Personally, I'd skip the Welsh rabbit (which reminded me of library paste on damp toast), the floury clam chowder and the large but rather soggy salads, and head straight for the buffet. There you'll find things like prime rib and turkey and lamb, to be dished up with mashed potatoes or zucchini or the like. While you're at the buffet, the waitress is busy putting warm crumpets and butter and, odd at dinner time, jam on the table. This may not be great food, but there's sure a lot of it.

But most people come here looking for more than something to eat. As I was walking through the dark, comfortable bar last week, I passed a man in a booth reaching across the table to take his date's hand. "I'm so glad to be here with you," he was saying. "You're my favorite girl and this is my favorite restaurant. I feel like I've just brought you home."

I repeated this story to a finicky gourmet, the sort of person who normally wouldn't be caught dead eating at a buffet.
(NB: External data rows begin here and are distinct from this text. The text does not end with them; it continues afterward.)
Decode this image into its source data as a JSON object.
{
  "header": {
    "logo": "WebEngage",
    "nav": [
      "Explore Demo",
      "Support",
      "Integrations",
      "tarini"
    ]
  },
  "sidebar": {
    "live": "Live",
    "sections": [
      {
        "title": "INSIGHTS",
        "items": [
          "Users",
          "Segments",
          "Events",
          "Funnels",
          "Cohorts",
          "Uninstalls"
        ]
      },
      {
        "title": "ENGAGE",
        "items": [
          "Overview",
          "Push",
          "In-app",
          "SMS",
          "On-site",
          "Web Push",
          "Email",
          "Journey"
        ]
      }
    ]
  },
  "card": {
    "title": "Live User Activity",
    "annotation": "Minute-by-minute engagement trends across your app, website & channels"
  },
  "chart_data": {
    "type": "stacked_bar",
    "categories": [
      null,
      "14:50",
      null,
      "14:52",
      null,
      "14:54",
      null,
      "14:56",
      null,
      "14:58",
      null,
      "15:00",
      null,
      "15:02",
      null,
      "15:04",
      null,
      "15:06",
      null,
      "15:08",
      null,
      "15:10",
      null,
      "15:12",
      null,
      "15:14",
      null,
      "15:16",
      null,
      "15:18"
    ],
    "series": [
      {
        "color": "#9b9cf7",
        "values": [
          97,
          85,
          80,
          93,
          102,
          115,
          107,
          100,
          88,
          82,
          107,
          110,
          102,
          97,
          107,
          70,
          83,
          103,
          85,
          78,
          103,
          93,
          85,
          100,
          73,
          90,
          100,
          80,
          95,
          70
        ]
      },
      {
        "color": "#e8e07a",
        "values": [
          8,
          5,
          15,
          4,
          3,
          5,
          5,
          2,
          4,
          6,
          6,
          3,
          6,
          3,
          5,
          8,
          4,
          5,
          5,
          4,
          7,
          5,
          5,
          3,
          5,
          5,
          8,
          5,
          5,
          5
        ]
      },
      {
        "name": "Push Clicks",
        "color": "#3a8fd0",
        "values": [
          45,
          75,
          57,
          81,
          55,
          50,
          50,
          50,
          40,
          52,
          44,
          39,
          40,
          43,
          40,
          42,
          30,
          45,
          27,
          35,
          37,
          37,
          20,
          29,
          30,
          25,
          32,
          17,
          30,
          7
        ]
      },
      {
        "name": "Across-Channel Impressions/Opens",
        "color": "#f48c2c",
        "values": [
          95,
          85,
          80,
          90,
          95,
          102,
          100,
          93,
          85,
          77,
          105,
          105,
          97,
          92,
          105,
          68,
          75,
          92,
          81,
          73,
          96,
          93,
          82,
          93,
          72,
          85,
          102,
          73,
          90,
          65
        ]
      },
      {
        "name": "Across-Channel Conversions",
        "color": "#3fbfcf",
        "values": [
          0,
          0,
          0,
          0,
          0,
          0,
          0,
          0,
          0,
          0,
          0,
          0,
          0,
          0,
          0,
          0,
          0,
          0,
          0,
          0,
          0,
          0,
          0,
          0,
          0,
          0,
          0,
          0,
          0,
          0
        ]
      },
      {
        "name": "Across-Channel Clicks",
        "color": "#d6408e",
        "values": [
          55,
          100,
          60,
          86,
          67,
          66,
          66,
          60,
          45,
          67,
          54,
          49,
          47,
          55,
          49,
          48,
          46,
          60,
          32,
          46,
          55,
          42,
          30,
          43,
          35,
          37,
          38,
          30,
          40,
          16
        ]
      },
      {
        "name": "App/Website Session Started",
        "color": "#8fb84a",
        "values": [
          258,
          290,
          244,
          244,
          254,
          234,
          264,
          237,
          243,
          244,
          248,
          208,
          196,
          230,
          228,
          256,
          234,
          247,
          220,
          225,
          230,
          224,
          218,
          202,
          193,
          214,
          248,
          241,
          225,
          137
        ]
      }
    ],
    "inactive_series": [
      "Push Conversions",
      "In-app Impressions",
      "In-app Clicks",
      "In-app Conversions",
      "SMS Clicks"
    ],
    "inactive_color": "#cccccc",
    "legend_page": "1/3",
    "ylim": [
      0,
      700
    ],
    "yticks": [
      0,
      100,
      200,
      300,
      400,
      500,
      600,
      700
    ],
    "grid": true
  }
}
To my surprise, he replied, "I know exactly how that man feels."

Cock 'n Bull, 9170 Sunset Blvd., (213) 273-0081.


Erich von Stroheim isn't a captain at Scandia, but he should be. You can't help imagining that that's him over there at the other table, looking disapproving while he slices salmon and serves wine.

Cast Gloria Swanson as the restaurant itself, a star who has seen better days but doesn't quite realize that they're over. We are, of course, on Sunset Boulevard.

Scandia still has the airs of a star. Neither the menu nor the room itself have changed very much, but they've both become a tad tired since the departure of famed restaurateur Kenneth Hansen. The service hasn't changed much either, though, and that is a pleasure. Eating here is like returning to a more gracious time, a time when waiters weren't eager to tell you their names, their ambitions or their telephone numbers. They are professionals here, not aspiring actors, and they practice that effortless sort of service that is so smooth you hardly even notice it. You talk and eat your food without quite realizing that glasses are being filled, old plates are disappearing and new ones being set before you. It is all so unobtrusive that you hardly notice that the waiters occasionally wear a weary air.

But who could blame them? This Continental and Danish food is just a shadow of what it used to be. The cured salmon, once a wonder, has become rather flabby, and the bof med log , a steak that once was served with onions freshly fried to near blackness, is now served with crispy onions that taste like they were fried yesterday.

One thing does remain from the past, however--the wine. This list is still filled with treasures--older American wines no longer available and certainly not at these prices. If you have a hankering to taste some hard-to-get Swan Zinfandels or Stony Hill Chardonnays, this is the place to do it. That, combined with the gracious old-fashioned service, is enough to make you wish that the kitchen would get back on track.